Le ministère de l’économie espagnol a confirmé l’information hier soir : l’Espagne va nationaliser partiellement la quatrième banque du pays, Bankia. Une première depuis plus de vingt ans, qui confirme les craintes sur la santé fragile du secteur bancaire et la gravité de la crise immobilière espagnole.
Plombée par les prêts immobiliers toxiques, Bankia avait sollicité il y a quelques jours l’état espagnol pour une nationalisation partielle de son capital. Le scénario s’est hier concrétisé avec cette annonce du ministère de l’économie espagnol : le gouvernement serait en passe de devenir l’actionnaire majoritaire de la banque, en acquérant 45% du capital de Bankia, soit 4,465 milliards d’euros. Le Fonds public de soutien aux banques espagnoles (Frob), créé en 2010, sera sollicité pour subvenir à cette très conséquente dépense.

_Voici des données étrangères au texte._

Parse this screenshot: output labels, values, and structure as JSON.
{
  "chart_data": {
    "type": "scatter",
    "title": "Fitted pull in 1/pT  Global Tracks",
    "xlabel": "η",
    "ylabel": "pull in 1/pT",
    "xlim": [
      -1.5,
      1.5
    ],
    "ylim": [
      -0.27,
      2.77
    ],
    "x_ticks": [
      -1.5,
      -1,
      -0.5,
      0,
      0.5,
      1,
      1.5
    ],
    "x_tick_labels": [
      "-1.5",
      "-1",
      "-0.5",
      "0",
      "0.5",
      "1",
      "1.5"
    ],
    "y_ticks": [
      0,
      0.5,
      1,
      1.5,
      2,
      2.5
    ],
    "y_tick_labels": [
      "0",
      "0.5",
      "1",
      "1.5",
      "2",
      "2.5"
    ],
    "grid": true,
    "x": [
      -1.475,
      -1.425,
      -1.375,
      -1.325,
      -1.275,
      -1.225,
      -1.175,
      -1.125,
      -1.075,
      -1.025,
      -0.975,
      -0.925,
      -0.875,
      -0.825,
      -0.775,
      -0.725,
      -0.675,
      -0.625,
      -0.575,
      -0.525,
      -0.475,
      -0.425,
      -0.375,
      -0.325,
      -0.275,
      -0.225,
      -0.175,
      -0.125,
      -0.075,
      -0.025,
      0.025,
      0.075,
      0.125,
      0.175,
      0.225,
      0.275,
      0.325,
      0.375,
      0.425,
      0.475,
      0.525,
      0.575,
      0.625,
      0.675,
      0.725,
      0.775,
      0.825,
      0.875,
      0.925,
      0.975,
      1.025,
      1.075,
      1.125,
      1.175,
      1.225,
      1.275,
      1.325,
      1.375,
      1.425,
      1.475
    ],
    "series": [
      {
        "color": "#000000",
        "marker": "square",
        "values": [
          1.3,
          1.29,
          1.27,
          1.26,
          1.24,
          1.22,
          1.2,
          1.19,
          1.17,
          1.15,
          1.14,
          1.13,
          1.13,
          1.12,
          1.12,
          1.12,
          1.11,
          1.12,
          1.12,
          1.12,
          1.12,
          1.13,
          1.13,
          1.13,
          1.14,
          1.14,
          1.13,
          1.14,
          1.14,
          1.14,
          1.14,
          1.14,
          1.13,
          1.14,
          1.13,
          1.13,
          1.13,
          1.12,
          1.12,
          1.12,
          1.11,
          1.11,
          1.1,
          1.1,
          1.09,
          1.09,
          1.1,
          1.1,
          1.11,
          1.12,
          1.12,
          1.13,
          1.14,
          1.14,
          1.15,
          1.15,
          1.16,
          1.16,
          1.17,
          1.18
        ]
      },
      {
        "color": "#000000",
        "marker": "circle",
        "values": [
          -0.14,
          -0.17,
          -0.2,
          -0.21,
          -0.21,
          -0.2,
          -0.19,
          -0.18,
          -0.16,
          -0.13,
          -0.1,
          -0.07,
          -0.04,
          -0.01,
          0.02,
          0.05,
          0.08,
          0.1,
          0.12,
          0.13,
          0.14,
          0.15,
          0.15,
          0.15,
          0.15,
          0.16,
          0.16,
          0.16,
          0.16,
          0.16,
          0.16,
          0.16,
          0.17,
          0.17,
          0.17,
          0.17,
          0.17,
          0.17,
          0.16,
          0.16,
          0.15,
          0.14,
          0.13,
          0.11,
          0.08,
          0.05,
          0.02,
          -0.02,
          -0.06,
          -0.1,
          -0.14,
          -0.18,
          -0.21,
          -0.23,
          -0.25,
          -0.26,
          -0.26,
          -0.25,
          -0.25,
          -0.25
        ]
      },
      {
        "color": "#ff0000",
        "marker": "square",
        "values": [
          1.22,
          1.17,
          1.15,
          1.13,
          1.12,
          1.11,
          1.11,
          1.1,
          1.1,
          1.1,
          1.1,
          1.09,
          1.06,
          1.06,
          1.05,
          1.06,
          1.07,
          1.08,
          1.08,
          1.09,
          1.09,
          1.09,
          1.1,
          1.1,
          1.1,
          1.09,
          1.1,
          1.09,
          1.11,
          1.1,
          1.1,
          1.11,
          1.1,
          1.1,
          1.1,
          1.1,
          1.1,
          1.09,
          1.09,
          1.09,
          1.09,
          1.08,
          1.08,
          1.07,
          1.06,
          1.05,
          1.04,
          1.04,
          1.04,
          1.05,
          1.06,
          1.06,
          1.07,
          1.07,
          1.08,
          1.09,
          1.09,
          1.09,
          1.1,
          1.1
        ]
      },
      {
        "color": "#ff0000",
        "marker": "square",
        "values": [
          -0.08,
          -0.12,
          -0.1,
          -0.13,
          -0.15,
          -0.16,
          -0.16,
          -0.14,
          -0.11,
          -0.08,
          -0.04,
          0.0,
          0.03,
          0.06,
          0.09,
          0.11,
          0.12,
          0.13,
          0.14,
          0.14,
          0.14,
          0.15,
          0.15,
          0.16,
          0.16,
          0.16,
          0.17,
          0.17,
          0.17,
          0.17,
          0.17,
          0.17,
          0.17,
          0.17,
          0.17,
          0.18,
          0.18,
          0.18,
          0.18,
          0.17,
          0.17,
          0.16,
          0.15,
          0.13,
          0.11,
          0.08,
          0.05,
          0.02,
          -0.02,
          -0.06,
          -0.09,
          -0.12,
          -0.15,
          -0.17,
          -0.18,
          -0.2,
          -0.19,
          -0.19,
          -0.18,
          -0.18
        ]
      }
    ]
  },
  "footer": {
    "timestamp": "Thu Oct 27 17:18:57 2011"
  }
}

Pour Bankia, cette nationalisation vise à rassurer les investisseurs. Les marchés n’ont pas été rassurés pour autant et ont durement sanctionné le secteur bancaire : suite à l’annonce, les cours des principales banques espagnoles ont chutés de près de 5% en bourse (-5,84% pour Bankia). Les agences de notation ont également sanctionné cette décision, Standard & Poor’s a décidé de dégrader les notes de dix établissements bancaires espagnols.
L’Espagne fait partie des pays d’Europe les plus durement touchés par la crise et cumule les fardeaux qui pèsent sur son économie : près de 25% de chômage, une crise immobilière sans précédent, un taux d’emprunt à 6%, des banques affaiblies par les prêts à risque, des investisseurs frileux,… Cette acquisition risque de fragiliser plus encore l’économie du pays, déjà fortement endetté.
La nationalisation des banques est-elle la solution à la crise espagnole ?
Il y a eu des précédents en Europe. En Irlande, en Belgique, au Royaume-Uni, aux Pays-Bas, des banques ont été nationalisées. Cela n’a eu bien souvent que pour seule conséquence de creuser le déficit des comptes des états, d’augmenter la dette et d’augmenter les taux d’emprunts. En sauvant ses banques, le pays déplace le problème mais ne le résout pas. D’autant que, compte tenu de l’ampleur de la tâche, l’Etat espagnol ne pourra pas nationaliser toutes les banques, si de nouvelles se déclarent en difficulté. Seule solution pour l’Espagne : faire appel à la solidarité européenne, via le Fond Européen de stabilité financière.
Pour anticiper les risques liés aux prêts immobiliers à risque, faire face à la difficulté des « cajas », ces caisses d’épargnes plombées par les actifs immobiliers, le gouvernement avait demandé aux banques, en février 2012, de réaliser des provisions à hauteur 53 milliard d’euros. Demain, vendredi 11 mai, le gouvernement espagnol devrait demander une provision supplémentaire de 35 milliards d’euros. Mais comment ces banques pourraient-elles mettre une telle somme sur la table alors que les investisseurs sont de plus en plus réticents et font payer cher cette instabilité, faisant s’envoler les taux d’emprunts ? Le serpent économique espagnol se mord la queue. Les plans d’aide et leurs milliards défilent mais la crise reste.